Compile a shader source file into a library

The simplest way to compile and build a single MSL source file into a library file is with two commands. The first command invokes the metal compiler tool, which compiles the source file into an intermediate representation file.

% xcrun -sdk macosx metal -o Shadow.ir  -c Shadow.metal
% xcrun -sdk macosx metal -o PointLights.ir  -c PointLights.metal
% xcrun -sdk macosx metal -o DirectionalLight.ir  -c DirectionalLight.metal

The -o option indicates the output file name and the -c option tells the tool to preprocess, compile, and assemble the source file.

Optionally, you can combine several intermediate representation files into a single Metal archive with the metal-ar tool.

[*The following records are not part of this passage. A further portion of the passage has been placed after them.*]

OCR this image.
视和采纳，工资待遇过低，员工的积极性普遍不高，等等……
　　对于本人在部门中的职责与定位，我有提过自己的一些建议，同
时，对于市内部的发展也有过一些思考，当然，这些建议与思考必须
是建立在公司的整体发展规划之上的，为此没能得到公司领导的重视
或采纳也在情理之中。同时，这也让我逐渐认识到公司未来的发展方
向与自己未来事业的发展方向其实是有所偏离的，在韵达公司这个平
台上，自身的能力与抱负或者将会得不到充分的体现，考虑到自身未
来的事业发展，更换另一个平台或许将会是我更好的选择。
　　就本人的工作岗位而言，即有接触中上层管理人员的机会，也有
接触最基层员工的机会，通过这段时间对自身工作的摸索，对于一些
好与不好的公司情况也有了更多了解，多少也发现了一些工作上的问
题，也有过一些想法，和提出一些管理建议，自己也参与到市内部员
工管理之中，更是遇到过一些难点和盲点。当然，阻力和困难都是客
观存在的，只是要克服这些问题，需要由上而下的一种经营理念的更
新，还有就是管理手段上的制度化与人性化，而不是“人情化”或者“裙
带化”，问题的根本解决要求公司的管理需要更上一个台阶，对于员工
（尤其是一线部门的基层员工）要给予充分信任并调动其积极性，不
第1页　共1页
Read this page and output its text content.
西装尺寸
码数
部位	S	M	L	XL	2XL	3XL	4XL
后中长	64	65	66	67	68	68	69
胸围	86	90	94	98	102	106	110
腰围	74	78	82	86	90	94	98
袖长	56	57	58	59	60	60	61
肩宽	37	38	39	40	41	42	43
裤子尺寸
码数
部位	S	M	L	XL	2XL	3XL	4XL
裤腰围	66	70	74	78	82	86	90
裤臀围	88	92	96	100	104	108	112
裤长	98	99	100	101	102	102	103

% xcrun -sdk macosx metal-ar -q Lights.metalar DirectionalLight.ir PointLights.ir

The -q option tells the tool to quickly append to its argument, which creates a new archive file if it doesn’t already exist.

Build a Metal library from one or more intermediate representation files, one or more archive files, or a combination of both with the metal tool.

% xcrun -sdk macosx metal -o LightsAndShadow.metallib Lights.metalar Shadow.ir

The command produces a Metal library that your app can load at runtime. One way to do this is by adding it to your project’s build targets in Xcode.

Retrieve and load a library

At runtime, you can access a library by creating an MTLLibrary instance with the makeLibrary(URL:) method.